I bought a ticket in the first bus that was going to Bosnia and Herzegovina. I needed to change buses in Zenica to go to Sarajevo, but the thing is I didn‘t have any Bosnian marks. I started to talk with one guy and he accompanied me to the city centre, where I exchanged money.
„I would be so scared to go alone to another country if I don‘t know the language, – he said to me and for a moment I wondered, if I‘m really doing something special, – And you don‘t even have our currency. How would you find a city centre if you haven‘t met me?“
„When you need people, they always appear“, – I answered him before waving goodbye.
I jumped into a tram in Sarajevo, didn‘t know where to leave, so I just trusted my intuition and get off just next to the city centre. I went into the first random hostel I saw and managed to cut down few Euros.
Sarajevo is a mix of different cultures: you can see mosques and buildings from the times of Ottoman empire, which actually found the city in XV century, also the heritage of ex-Yugoslavia and Austro-Hungarian period.
The city is surrounded by mountains, it is especially visible from Yellow Fortress, which offers a nice panorama of the oldtown. The guy I mentioned before, asked what will I do in Sarajevo, because it‘s so boring. But on contrary I found it to be really interesting from the first moments.
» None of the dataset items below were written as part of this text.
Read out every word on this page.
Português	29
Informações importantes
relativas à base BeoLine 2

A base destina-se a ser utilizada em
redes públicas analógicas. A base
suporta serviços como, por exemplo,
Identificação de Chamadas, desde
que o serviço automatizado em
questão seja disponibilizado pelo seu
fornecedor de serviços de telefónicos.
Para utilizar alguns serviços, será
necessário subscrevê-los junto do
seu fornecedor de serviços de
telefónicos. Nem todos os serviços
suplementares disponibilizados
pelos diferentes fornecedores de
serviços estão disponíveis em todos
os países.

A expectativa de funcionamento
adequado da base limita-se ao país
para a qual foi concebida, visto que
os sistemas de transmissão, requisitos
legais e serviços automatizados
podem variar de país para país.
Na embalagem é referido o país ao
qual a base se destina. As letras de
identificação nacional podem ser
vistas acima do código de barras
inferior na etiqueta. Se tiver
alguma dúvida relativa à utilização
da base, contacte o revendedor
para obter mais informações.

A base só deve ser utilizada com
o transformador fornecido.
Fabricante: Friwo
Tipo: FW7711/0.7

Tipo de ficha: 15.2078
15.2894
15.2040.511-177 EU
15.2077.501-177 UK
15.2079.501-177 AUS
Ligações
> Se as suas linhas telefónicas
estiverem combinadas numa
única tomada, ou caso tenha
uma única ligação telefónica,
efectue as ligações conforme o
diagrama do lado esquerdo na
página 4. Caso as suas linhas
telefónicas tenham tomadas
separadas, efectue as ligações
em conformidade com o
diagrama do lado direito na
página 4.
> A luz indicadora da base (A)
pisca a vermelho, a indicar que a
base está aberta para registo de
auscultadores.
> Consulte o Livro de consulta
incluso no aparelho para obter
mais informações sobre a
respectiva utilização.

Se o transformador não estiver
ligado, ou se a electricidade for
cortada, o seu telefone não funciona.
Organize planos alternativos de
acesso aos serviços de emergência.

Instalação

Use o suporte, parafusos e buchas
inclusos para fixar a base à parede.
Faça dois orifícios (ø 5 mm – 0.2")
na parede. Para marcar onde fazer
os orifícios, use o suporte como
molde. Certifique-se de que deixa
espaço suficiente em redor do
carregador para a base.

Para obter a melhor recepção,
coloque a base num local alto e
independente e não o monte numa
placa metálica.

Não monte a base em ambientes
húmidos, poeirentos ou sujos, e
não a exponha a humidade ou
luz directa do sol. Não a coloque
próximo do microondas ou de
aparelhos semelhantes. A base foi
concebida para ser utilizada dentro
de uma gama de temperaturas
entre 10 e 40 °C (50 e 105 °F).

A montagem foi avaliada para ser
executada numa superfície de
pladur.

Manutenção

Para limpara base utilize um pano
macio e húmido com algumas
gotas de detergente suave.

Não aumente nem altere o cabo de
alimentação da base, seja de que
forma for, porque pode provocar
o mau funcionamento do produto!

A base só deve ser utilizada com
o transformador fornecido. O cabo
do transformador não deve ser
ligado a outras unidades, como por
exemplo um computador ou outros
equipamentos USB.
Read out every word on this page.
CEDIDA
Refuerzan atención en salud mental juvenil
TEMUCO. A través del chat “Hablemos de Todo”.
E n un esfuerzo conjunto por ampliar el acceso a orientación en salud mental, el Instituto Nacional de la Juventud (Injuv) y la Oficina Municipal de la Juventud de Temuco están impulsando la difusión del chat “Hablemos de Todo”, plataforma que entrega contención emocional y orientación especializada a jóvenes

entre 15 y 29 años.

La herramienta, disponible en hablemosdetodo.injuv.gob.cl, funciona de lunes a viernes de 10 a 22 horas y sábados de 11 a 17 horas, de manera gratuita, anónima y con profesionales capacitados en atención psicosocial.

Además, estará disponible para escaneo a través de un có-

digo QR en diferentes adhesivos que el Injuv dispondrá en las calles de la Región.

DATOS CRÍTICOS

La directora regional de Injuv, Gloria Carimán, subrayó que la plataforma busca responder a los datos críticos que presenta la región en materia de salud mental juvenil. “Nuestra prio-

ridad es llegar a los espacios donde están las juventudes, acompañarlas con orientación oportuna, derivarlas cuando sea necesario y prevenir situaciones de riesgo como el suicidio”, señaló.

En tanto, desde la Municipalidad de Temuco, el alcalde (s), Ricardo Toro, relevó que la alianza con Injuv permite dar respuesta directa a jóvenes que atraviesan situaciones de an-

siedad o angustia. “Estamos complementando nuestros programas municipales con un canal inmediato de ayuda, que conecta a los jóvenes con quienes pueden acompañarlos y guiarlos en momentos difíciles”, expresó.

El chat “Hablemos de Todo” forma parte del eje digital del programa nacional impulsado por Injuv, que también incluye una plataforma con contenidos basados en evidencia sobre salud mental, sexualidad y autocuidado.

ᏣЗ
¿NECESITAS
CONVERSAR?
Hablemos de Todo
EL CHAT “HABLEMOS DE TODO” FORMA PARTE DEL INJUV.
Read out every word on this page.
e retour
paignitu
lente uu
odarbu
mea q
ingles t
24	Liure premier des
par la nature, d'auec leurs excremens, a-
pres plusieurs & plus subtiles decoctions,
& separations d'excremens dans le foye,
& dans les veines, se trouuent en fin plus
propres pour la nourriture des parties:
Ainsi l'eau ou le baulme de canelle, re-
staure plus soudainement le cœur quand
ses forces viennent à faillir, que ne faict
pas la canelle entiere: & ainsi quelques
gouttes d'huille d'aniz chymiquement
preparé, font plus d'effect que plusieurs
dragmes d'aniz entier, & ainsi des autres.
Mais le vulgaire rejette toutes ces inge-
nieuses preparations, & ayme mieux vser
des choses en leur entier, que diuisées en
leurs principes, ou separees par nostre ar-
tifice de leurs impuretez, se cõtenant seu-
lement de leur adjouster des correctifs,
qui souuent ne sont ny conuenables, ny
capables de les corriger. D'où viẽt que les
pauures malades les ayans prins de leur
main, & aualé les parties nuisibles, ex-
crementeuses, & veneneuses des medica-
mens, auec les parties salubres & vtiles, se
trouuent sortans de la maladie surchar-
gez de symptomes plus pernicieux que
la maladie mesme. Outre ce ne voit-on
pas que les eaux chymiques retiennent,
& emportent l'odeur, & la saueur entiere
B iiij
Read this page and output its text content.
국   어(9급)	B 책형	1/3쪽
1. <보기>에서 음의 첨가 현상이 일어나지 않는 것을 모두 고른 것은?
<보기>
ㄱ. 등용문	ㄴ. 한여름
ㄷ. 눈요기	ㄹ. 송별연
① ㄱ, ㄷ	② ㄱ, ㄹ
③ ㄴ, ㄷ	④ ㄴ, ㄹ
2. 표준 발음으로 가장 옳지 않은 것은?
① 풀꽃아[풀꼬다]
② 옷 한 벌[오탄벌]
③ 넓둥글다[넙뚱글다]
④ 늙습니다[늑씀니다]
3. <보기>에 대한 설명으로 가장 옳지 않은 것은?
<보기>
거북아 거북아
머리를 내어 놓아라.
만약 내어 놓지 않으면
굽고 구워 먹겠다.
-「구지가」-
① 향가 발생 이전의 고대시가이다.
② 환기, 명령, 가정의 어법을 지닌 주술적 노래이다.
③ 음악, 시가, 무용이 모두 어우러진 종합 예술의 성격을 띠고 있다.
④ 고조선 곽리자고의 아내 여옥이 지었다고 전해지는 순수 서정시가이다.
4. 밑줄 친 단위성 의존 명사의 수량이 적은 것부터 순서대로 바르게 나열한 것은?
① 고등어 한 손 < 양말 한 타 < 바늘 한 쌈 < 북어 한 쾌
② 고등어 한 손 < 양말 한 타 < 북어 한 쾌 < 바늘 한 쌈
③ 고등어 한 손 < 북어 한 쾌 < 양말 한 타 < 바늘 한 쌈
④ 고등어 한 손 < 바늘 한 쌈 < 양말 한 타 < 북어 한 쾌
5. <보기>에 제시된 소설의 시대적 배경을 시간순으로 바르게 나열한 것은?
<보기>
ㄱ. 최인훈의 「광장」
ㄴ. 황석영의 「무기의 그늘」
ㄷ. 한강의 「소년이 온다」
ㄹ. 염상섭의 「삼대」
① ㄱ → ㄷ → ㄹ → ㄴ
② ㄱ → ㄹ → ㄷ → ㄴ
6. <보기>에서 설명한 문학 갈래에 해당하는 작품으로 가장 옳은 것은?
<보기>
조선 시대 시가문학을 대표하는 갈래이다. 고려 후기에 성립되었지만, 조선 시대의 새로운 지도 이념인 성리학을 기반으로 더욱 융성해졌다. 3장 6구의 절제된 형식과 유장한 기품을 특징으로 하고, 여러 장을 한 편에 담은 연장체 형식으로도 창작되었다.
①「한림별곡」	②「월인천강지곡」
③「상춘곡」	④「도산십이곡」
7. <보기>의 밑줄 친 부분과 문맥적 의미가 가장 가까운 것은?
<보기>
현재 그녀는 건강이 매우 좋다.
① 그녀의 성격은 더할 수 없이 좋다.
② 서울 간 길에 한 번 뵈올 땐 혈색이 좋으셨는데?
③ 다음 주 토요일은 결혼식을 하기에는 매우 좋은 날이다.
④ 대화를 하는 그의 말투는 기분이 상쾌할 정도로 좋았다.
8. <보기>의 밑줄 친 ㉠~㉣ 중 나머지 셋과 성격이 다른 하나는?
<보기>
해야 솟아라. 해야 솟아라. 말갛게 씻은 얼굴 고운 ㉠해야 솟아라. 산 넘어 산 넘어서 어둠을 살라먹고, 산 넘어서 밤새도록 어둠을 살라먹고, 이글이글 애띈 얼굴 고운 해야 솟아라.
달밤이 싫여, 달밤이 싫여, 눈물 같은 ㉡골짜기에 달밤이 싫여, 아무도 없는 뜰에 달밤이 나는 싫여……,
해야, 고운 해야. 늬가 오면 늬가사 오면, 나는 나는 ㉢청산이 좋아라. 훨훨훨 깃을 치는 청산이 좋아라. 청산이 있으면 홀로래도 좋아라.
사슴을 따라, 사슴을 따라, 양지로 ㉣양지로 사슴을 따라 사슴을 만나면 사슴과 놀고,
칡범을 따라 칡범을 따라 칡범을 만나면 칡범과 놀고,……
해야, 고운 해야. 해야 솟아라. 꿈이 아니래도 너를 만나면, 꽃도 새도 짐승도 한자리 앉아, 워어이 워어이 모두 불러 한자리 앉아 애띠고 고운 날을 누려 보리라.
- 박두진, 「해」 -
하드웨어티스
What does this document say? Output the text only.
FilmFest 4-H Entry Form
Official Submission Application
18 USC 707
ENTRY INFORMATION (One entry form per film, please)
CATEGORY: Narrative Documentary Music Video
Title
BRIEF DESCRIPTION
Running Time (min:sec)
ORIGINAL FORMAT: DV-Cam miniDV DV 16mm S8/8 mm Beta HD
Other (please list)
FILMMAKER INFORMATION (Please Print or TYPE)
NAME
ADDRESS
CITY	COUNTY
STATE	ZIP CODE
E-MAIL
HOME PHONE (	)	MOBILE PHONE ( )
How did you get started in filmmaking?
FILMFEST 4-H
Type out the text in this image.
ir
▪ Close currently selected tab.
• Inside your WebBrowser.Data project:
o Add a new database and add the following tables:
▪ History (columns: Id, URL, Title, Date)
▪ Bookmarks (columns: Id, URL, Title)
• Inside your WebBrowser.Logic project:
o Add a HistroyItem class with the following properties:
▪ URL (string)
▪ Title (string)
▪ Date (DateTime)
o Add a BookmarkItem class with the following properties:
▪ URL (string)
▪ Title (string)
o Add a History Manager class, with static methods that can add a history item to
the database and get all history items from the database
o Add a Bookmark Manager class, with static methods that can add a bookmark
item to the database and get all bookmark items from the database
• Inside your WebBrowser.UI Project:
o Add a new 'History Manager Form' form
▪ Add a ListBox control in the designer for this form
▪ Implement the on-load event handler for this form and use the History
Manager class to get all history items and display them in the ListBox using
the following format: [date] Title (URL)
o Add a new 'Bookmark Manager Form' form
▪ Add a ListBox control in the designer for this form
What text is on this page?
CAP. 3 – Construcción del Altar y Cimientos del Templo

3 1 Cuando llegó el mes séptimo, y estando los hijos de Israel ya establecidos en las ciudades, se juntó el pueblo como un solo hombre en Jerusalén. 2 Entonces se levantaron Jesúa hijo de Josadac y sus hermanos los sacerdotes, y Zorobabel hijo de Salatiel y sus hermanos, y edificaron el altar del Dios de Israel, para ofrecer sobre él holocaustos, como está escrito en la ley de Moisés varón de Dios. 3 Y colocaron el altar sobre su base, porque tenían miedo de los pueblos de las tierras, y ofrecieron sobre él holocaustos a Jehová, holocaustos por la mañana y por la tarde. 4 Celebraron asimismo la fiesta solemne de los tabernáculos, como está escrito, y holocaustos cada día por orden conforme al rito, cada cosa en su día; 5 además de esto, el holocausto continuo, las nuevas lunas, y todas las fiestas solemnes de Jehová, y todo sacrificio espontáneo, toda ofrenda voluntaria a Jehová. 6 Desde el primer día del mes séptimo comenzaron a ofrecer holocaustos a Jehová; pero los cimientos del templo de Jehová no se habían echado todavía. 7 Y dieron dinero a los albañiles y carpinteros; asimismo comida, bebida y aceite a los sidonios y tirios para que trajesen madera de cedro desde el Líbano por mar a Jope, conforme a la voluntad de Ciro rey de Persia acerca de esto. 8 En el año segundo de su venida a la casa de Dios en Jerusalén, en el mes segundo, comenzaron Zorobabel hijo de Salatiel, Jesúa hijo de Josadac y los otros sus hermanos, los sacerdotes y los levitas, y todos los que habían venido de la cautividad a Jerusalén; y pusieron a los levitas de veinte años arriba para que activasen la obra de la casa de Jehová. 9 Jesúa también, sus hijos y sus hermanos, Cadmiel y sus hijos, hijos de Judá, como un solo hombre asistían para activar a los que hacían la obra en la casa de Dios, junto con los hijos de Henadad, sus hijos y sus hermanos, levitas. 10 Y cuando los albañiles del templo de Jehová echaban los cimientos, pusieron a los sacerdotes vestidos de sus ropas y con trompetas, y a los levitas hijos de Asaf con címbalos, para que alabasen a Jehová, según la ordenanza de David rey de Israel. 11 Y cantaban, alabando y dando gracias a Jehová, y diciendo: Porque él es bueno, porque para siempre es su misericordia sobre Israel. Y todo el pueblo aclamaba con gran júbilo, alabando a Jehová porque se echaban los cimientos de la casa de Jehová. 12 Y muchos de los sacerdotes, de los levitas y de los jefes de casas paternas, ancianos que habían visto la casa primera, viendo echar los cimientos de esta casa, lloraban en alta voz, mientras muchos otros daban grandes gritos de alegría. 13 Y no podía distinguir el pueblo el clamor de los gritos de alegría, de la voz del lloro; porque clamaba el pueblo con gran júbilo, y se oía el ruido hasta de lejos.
Next day, I took a free walking tour around the city. So now I know, how Gavrilo Princip shot Franz Ferdinand and caused World War I as well as about the preparations for winter Olympics in 1984 and the latest war in 1992-1995. The marks of explosions are still left on many buildings. In the places, where three or more people died, the explosion marks are coloured in red. It is called Sarajevo roses. You can find them all around the city.
It may be a surprise for foreigners, Bosnia and Herzegovina has three presidents that represent different ethnic groups of the country: Serbs, Croats and Bosniaks.
I also visited Srebrenica gallery which is dedicated to Bosnian genocide in 1995. As one Irish guy from my hostel summed up his day: „It was a lot of war and killings to face. Tomorrow I need something more relaxing“.
After two days in Sarajevo, I went to Mostar. It was much more crowded and from the very first moments I felt it was not my place. It didn‘t leave such a big impression as Sarajevo – maybe I should have visited Mostar in the first place. There is a XVI century Ottoman bridge in the old town, which is the major attraction of the city. It‘s nice, but not very impressive for me. Some locals were walking on the bridge and collecting money for the jump. The bridge is really high so many tourists couldn‘t resist to see this.
As I didn‘t feel attached to Mostar, next day I left it and came back to Sarajevo. Most of the things I saw that day I have already seen before. I love to explore the cities and when come back to the places I liked the most.